The economic situation in V4 countries stagnates, and the economic model based on direct foreign investment has reached its limits a long time ago. Often even if new jobs are created, there are no workers available and employers are hiring people from other countries. At the same time, some people are long-term unemployed or deemed to be "unemployable". Wages still do not match those in Western Europe. Voices claiming that the process of "catching up with the West" has ended, and those saying that our countries will never reach western social development are on the rise. Moreover, there is a growing body of evidence that prevalent economic models are not sustainable in the times of the current climate crisis – they are harmful to the environment and contribute to uneven social development by creating areas of deepening economic and social deprivation. Some of the regions are threatened with depopulation. In 2020, developments in all V4 countries were also negatively affected by the Covid-19 pandemics. Unemployment rose temporarily and many people found themselves in dire existential problems as a result of poorly organised or deliberately missing support, and the overall anti-social approach of neoliberal governments to the crisis. The consequences of pandemic measures will become apparent later, but it is likely that – as in other crises – people will have to respond with their own bottom-up action. At the same time, to revive the economy, it is necessary to promote those voices that already for some time have been drawing attention to the harmfulness and unsustainability of outdated development models.

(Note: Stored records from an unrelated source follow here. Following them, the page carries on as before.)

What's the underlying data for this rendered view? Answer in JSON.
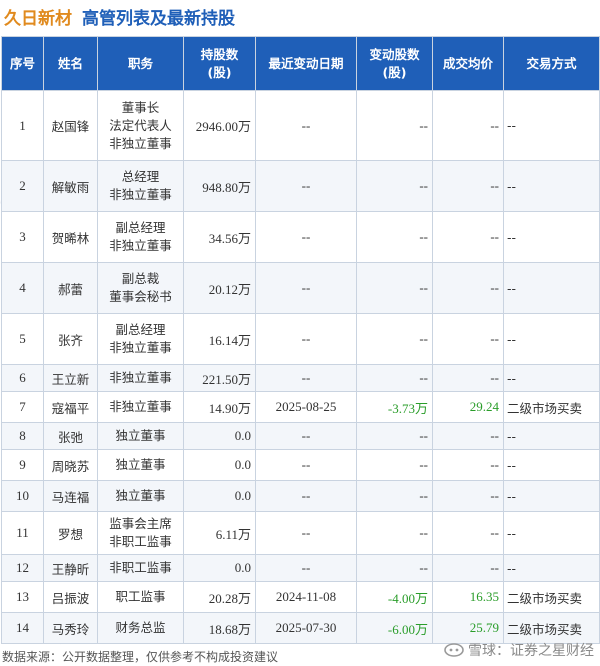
{
  "header": {
    "company": "久日新材",
    "title": "高管列表及最新持股"
  },
  "table": {
    "columns": [
      "序号",
      "姓名",
      "职务",
      "持股数\n(股)",
      "最近变动日期",
      "变动股数\n(股)",
      "成交均价",
      "交易方式"
    ],
    "rows": [
      {
        "seq": "1",
        "name": "赵国锋",
        "role": [
          "董事长",
          "法定代表人",
          "非独立董事"
        ],
        "holding": "2946.00万",
        "date": "--",
        "change": "--",
        "price": "--",
        "method": "--"
      },
      {
        "seq": "2",
        "name": "解敏雨",
        "role": [
          "总经理",
          "非独立董事"
        ],
        "holding": "948.80万",
        "date": "--",
        "change": "--",
        "price": "--",
        "method": "--"
      },
      {
        "seq": "3",
        "name": "贺晞林",
        "role": [
          "副总经理",
          "非独立董事"
        ],
        "holding": "34.56万",
        "date": "--",
        "change": "--",
        "price": "--",
        "method": "--"
      },
      {
        "seq": "4",
        "name": "郝蕾",
        "role": [
          "副总裁",
          "董事会秘书"
        ],
        "holding": "20.12万",
        "date": "--",
        "change": "--",
        "price": "--",
        "method": "--"
      },
      {
        "seq": "5",
        "name": "张齐",
        "role": [
          "副总经理",
          "非独立董事"
        ],
        "holding": "16.14万",
        "date": "--",
        "change": "--",
        "price": "--",
        "method": "--"
      },
      {
        "seq": "6",
        "name": "王立新",
        "role": [
          "非独立董事"
        ],
        "holding": "221.50万",
        "date": "--",
        "change": "--",
        "price": "--",
        "method": "--"
      },
      {
        "seq": "7",
        "name": "寇福平",
        "role": [
          "非独立董事"
        ],
        "holding": "14.90万",
        "date": "2025-08-25",
        "change": "-3.73万",
        "price": "29.24",
        "method": "二级市场买卖"
      },
      {
        "seq": "8",
        "name": "张弛",
        "role": [
          "独立董事"
        ],
        "holding": "0.0",
        "date": "--",
        "change": "--",
        "price": "--",
        "method": "--"
      },
      {
        "seq": "9",
        "name": "周晓苏",
        "role": [
          "独立董事"
        ],
        "holding": "0.0",
        "date": "--",
        "change": "--",
        "price": "--",
        "method": "--"
      },
      {
        "seq": "10",
        "name": "马连福",
        "role": [
          "独立董事"
        ],
        "holding": "0.0",
        "date": "--",
        "change": "--",
        "price": "--",
        "method": "--"
      },
      {
        "seq": "11",
        "name": "罗想",
        "role": [
          "监事会主席",
          "非职工监事"
        ],
        "holding": "6.11万",
        "date": "--",
        "change": "--",
        "price": "--",
        "method": "--"
      },
      {
        "seq": "12",
        "name": "王静昕",
        "role": [
          "非职工监事"
        ],
        "holding": "0.0",
        "date": "--",
        "change": "--",
        "price": "--",
        "method": "--"
      },
      {
        "seq": "13",
        "name": "吕振波",
        "role": [
          "职工监事"
        ],
        "holding": "20.28万",
        "date": "2024-11-08",
        "change": "-4.00万",
        "price": "16.35",
        "method": "二级市场买卖"
      },
      {
        "seq": "14",
        "name": "马秀玲",
        "role": [
          "财务总监"
        ],
        "holding": "18.68万",
        "date": "2025-07-30",
        "change": "-6.00万",
        "price": "25.79",
        "method": "二级市场买卖"
      }
    ]
  },
  "footer": {
    "source": "数据来源：公开数据整理，仅供参考不构成投资建议",
    "brand": "雪球：证券之星财经"
  },
  "watermark": "证券之星",
  "colors": {
    "header_bg": "#1f5fb8",
    "company": "#e08a1e",
    "title": "#1f5fb8",
    "change": "#2a9d2a"
  }
}
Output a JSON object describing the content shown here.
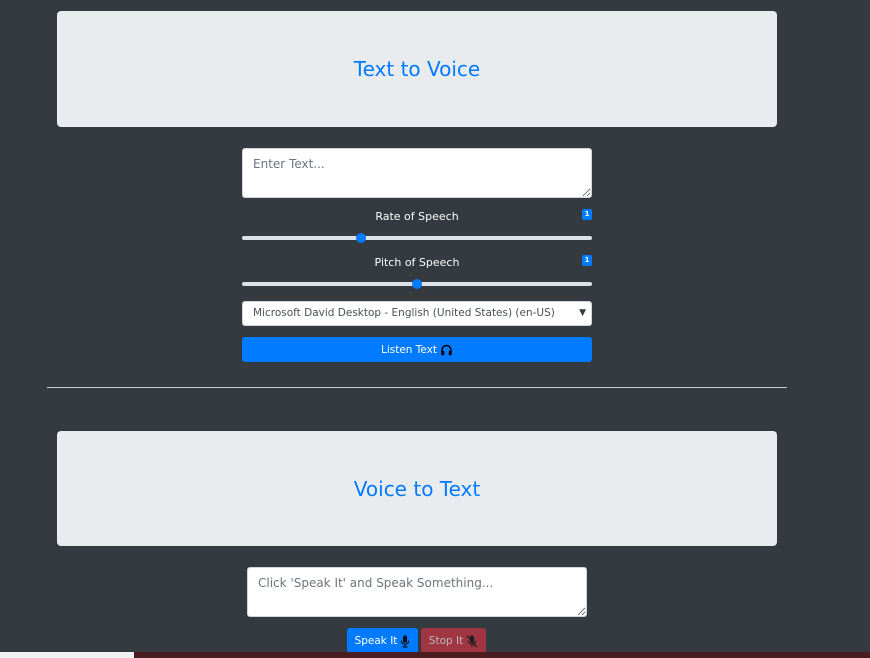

It is, hence, urgent to promote new approaches to economic and social development in the V4 countries. Recently, across the V4 region, various actors (individuals, organisations and public administration bodies) have started fostering new local approaches to the social and solidarity economy, such as locally organised production and consumption, municipal enterprises, and the like, some of them taking into account also the environmental dimension of their activities and operation.

The social and solidarity economy1provides a viable alternative to the prevalent economic models and practices. A vast number of initiatives are already creating change in our communities, and in the way in which we relate to each other, to our environment, and other forms of life. They represent “real Utopias” – a really existing and operating economy based on democratic and solidarity values. There are many success stories of local actors tackling economic problems in innovative ways via establishing socially conscious and environmentally sustainable enterprises. They often operate in difficult conditions of under-developed regions. Most of them are examples of grass-root initiatives tapping into people’s potential to creatively combat poverty and environmental degradation. But there are also examples of support for the social and solidarity economy “from above”, mostly on the local level. Municipalities or local governments can be very important and effective actors of needed social and economic changes. They can mobilise local resources and use the structures of public administration to foster solidarity and democracy. Many paths lead to change.

However, these efforts often occur in isolation from each other and there is a growing demand for a more systematic exchange of new ideas, experiences and know-how. The networking of various actors must aim at creating structures representing resistance to destructive public policies. The V4 countries have been facing similar challenges and hence have a lot to offer in dealing with similar issues. We have chosen several cases from each country which we regard as inspirational examples of good practice. They are quite diverse, as they show a wide variety of organisations and initiatives and a broad range of their activities. Each country team took a slightly different approach to present their cases, but they are all unified by a common thread – to highlight various ways in which we can build solidarity between people and in our communities.

Repeating the same procedures over and over again and expecting them to solve the problems they are causing does not make much sense. The crises we are facing clearly show that change is not only necessary but also unavoidable. However, it will not come from institutions and structures whose survival depends on maintaining obsolete and destructive economic activities and empty political ideologies. A society that is democratic and rejects authoritarianism and oppression in all its forms can only grow out of a practice in which the values of solidarity, cooperation, and respect for life are the basis of all relations. And the social and solidarity economy organisations and initiatives are already showing us the way to reach these “new shores”.